The walk down to Paseban from the tented camp took 4 hours. The last 2k was still tricky but with help from our guides we made it down safely. No more uphill walks, whoopee. We all felt it was a big achievement as none of us are dedicated walkers and unless you can afford a helicopter, there’s no other way to get this high and see the mountains. It was well worth the effort.
We relaxed, read, showered and just admired the view. We did a village walk and the houses were very beautifully decorated unlike many of the more basic houses of other villages.
There were lots of young teenagers and when we visited the porters house Trish bought scarves, Chris bought some beers, everyone was happy.
We had lovely food made by two lovely young cooks back at the guesthouse, they were so eager to please. We ate everything but the daal, that was it, no more, ever. Now we were dreaming of roast chicken dinners and cheese every night in our dreams.
The last evening in the guesthouse under the dark night sky full of twinkling stars and planets. The Milky Way as bold and obvious as can be, we had a big campfire. All the villagers turned up with music and their cheery personalities.
We danced all night, the teenagers treating us to TikTok dance routines. Even Chris danced. We will never forget this night it was truly magical and will be forever imprinted in our memories.
We took pictures of the 2 girls, porters and the guides who looked after us and after big hugs we walked for 2 hours back down to our original driver.
It took a further couple of hours to drop the guides off in their village. We all felt emotional, we can’t praise them enough. They were funny, kind, knowledgeable and genuinely nice young men. We will stay in touch.
It took several hours before we made our next hotel 2 hours from Kathmandu. The next day we returned to our favourite hotel The Shambaling.
I went all the way through their extensive breakfast menu, ate everything, yum.
Now to explore the Boudhenath stupa we were saving until our return.

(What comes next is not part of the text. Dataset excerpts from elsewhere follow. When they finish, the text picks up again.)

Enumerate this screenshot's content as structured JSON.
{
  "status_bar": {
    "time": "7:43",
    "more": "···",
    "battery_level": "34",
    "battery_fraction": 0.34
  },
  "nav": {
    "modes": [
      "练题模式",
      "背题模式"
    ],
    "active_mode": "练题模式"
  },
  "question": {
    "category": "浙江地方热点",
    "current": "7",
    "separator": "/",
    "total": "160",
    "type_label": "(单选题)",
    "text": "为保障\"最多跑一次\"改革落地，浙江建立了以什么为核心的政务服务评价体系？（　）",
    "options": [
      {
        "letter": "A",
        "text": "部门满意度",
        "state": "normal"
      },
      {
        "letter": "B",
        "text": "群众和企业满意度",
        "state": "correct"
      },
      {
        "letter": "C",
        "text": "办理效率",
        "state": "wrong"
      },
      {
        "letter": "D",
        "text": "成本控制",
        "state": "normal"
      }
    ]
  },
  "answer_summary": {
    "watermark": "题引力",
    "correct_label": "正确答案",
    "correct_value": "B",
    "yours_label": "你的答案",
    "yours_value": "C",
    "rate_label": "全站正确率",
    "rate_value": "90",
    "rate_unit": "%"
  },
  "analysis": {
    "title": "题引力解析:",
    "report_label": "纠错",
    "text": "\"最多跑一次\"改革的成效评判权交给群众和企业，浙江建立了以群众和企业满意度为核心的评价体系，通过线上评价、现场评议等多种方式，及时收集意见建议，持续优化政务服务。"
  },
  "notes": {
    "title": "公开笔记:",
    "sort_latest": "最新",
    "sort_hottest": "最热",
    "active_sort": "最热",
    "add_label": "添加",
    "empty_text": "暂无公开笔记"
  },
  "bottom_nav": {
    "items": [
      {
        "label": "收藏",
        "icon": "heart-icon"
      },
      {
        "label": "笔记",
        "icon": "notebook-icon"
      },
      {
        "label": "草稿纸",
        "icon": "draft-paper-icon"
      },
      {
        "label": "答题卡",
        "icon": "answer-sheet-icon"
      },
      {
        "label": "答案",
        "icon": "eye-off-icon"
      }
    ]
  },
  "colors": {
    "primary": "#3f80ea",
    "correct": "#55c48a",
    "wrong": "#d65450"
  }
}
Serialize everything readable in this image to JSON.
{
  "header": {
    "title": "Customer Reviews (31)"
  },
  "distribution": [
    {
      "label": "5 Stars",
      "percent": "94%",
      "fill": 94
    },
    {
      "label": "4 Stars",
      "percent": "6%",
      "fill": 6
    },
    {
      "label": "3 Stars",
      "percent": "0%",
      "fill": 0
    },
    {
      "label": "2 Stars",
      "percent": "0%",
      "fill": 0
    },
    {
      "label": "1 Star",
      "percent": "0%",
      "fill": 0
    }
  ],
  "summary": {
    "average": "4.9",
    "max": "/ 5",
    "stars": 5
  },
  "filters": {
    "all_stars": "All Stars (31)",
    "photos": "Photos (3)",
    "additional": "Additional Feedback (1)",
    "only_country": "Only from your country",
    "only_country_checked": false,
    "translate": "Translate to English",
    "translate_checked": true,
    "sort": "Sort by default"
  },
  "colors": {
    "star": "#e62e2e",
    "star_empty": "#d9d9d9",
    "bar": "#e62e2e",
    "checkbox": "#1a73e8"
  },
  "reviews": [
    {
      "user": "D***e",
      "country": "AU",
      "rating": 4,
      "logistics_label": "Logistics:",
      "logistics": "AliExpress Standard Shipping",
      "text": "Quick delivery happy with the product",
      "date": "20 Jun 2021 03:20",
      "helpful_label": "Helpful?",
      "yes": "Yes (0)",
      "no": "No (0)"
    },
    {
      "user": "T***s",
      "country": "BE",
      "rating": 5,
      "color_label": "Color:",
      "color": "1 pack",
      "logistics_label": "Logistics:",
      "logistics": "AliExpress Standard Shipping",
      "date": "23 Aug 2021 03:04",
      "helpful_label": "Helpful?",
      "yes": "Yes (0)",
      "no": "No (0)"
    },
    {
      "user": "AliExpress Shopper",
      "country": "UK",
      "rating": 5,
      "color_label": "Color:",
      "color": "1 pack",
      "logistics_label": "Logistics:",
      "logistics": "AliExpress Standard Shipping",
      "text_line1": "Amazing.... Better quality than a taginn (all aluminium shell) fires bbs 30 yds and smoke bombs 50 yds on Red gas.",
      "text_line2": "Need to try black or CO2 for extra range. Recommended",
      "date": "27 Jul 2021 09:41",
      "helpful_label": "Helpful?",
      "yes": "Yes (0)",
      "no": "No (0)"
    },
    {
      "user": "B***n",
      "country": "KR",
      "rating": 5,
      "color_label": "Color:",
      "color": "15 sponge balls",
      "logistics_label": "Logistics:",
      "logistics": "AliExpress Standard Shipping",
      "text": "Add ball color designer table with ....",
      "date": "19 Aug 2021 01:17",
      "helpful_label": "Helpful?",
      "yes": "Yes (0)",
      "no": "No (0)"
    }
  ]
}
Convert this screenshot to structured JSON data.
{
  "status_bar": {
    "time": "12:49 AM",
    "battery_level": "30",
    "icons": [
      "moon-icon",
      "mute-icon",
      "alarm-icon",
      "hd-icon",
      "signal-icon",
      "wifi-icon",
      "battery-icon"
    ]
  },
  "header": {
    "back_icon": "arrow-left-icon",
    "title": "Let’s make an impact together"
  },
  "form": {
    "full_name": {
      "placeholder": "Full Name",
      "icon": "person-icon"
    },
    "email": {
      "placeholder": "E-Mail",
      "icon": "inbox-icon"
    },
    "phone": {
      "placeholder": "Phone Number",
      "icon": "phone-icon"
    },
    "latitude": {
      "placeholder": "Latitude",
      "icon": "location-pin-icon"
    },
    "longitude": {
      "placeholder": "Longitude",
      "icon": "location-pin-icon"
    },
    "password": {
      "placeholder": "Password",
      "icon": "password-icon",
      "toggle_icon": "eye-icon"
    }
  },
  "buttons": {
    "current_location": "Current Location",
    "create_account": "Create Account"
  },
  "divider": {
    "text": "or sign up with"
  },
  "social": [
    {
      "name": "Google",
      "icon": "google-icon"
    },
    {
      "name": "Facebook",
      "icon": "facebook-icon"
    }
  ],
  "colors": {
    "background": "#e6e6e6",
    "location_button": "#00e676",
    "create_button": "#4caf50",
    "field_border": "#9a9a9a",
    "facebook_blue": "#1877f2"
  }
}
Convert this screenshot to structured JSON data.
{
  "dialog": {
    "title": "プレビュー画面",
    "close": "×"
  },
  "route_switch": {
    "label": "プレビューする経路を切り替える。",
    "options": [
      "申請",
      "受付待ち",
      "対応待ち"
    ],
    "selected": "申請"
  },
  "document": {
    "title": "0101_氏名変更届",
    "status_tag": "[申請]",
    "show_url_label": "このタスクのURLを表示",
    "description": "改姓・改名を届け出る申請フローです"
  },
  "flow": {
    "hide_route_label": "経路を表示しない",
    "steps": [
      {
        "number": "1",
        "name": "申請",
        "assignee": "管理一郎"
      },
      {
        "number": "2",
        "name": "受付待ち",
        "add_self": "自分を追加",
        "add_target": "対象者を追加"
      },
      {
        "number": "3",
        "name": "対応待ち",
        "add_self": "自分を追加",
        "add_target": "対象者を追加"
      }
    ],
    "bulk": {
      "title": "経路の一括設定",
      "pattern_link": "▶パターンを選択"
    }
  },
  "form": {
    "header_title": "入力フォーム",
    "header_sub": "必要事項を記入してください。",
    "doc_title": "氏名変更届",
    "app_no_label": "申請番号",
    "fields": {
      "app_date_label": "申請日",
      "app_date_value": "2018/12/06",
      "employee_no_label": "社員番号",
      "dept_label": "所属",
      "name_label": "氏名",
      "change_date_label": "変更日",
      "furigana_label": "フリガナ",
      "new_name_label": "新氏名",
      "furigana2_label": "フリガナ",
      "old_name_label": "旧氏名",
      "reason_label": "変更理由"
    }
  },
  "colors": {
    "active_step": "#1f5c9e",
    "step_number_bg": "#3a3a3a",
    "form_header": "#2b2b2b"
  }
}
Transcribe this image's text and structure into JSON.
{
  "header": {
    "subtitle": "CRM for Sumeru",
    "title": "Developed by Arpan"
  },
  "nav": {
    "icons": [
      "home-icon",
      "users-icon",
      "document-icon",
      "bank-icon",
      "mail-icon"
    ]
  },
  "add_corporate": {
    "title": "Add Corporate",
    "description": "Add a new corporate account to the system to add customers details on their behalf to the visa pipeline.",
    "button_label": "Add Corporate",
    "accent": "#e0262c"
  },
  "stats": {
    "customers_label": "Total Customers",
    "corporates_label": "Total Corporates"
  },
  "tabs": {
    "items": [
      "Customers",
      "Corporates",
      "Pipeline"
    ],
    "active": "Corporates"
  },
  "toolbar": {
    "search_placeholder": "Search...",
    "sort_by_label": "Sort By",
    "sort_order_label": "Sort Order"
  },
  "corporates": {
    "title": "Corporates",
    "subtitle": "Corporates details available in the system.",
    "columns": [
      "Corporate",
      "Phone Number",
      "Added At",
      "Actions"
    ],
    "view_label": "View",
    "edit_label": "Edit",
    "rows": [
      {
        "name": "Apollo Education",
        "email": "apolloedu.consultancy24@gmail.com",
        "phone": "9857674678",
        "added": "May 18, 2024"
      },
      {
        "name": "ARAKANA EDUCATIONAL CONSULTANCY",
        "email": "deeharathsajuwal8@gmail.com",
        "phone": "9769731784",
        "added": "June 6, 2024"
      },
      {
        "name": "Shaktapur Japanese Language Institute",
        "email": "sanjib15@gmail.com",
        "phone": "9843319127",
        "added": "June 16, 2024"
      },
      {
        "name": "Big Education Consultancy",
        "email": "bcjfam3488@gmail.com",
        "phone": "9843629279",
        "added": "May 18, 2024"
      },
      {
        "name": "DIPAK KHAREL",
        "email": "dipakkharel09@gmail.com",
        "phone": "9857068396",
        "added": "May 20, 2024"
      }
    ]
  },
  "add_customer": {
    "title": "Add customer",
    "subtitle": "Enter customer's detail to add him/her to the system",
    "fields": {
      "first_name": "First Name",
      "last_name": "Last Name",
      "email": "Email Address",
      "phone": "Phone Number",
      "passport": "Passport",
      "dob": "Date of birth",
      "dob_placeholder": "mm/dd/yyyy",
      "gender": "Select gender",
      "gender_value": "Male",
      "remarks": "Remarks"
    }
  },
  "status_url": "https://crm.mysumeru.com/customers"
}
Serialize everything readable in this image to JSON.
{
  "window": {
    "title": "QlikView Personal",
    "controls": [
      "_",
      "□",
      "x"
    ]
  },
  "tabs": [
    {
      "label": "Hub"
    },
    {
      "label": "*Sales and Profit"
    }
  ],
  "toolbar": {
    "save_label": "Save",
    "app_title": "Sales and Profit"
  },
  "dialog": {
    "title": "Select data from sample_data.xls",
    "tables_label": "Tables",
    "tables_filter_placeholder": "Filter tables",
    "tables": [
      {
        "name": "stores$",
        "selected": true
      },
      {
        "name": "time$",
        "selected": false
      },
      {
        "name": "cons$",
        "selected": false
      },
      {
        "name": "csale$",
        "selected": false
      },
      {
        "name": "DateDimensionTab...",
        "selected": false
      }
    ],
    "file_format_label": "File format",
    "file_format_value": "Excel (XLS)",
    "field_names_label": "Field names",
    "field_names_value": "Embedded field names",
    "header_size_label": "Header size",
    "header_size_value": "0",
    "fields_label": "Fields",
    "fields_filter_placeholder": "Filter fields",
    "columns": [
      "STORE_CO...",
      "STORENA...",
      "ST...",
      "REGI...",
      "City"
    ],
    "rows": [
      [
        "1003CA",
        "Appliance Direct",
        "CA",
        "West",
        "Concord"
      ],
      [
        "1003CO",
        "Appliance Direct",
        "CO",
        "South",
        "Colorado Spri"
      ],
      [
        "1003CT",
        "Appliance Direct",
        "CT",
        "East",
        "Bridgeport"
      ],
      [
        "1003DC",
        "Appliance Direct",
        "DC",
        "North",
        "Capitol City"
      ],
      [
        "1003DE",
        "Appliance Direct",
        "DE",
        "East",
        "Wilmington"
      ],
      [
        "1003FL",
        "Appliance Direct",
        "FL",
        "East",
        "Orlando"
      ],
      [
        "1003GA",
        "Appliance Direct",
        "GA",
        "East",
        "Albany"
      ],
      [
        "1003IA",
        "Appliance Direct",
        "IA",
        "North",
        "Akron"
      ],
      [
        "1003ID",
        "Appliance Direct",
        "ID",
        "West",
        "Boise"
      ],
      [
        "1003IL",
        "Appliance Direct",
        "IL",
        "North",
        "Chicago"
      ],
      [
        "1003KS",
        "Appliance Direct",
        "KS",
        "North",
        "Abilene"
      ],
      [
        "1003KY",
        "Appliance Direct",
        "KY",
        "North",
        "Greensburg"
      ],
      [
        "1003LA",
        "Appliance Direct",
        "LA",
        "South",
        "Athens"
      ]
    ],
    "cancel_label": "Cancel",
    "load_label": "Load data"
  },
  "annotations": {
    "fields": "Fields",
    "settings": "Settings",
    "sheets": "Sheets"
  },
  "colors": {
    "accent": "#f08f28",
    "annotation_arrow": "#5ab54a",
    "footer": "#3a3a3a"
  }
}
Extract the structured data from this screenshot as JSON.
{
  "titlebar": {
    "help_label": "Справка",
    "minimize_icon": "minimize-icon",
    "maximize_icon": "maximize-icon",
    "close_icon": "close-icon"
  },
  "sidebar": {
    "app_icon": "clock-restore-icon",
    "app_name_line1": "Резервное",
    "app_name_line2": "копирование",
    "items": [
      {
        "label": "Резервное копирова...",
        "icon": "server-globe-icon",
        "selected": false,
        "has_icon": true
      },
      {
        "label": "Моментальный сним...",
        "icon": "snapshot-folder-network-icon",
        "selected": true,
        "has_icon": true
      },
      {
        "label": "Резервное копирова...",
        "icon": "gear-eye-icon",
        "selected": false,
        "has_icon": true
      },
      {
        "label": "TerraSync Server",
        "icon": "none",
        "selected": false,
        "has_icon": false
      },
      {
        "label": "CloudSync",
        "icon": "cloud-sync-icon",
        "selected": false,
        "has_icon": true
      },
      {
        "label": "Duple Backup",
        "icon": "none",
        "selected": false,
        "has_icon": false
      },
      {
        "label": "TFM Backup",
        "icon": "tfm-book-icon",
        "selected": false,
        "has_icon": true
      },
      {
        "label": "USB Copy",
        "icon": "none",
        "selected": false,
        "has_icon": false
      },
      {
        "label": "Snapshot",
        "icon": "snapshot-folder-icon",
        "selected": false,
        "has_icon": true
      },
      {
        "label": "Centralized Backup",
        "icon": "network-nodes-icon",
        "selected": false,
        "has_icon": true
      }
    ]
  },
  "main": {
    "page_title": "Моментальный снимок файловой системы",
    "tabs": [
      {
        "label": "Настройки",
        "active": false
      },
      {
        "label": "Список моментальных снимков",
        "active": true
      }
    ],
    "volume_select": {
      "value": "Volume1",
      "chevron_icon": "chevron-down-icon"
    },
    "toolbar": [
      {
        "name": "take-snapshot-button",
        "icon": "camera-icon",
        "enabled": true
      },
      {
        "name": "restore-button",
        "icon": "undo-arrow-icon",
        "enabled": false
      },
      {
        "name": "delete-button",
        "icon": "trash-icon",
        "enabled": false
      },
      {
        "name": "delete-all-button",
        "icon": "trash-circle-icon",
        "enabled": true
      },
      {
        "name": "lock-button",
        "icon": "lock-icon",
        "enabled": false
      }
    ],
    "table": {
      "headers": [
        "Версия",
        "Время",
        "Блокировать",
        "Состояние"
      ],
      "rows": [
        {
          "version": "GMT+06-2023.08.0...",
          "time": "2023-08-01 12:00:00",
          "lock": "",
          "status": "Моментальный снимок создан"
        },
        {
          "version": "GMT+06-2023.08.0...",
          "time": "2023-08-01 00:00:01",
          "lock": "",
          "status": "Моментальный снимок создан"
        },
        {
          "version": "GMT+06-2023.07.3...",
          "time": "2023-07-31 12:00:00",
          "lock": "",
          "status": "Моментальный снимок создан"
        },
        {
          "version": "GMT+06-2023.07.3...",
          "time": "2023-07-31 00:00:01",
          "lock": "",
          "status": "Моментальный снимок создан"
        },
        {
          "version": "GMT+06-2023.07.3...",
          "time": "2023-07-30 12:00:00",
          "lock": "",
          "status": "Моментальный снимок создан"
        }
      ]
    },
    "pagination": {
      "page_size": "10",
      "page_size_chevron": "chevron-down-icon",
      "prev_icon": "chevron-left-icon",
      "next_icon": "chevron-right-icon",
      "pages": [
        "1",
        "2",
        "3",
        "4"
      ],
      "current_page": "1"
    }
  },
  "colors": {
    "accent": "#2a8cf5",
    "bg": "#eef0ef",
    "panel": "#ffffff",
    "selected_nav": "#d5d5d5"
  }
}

It’s the holiest and most important Stupa outside Tibet. Built around the 14th century but has roots back to 600 AD. It was on a popular trade route between Tibet and Nepal. It’s now a UNESCO world heritage site.
The giant Boudhanath stupa is a gateway to heaven serving as a horizon between the earth and sky. The base of the stupa structure consists of three large platforms decreasing in size. These platforms symbolizes the sky, whereas the circular vase supporting the semi-sphere signifies water. The eyes of Buddha painted on the stupa are diversely described as inscrutable, impassive, empathetic and shrewd. The five most promising elements representing Buddha i.e. earth, air, water, fire and space are comprised in the Stupa architecture.
There was a real buzz as you get near the stupa, it’s the biggest I have ever seen.
People circumambulate, large numbers moving slowly, 3 times around. The unmoving centre symbolises enlightenment and it’s a form of meditation. Again we were very lucky to be here on an auspicious day in the Buddhist calendar.
Many Tibetan monks gliding along in their deep red robes, young and old mingling amongst tourists, Tibetans and Nepali people offering their blessings. Enormous prayer wheels perhaps 12 feet tall and 6 foot wide, all a red and gold blur as they constantly were spun around.
The smell of burning incense hanging in the air and the twinkling lights and aromas of the yak butter candles adding to the atmospheric feel.
We entered The Jamchen monastery, just outside the stupa, which had drawings from Buddhist texts, all over the walls, beautifully drawn.
Entering a large room full of statues of enlightened beings, no photos but many monks happy to chat. The decorations and artworks were a sight to behold. Chris and I had a blessing, we need all the help we can get..
We would come back to Kathmandu and Nepal. We love the quiet serenity of the place, the beautiful friendly nature of the people and the amazing scenery.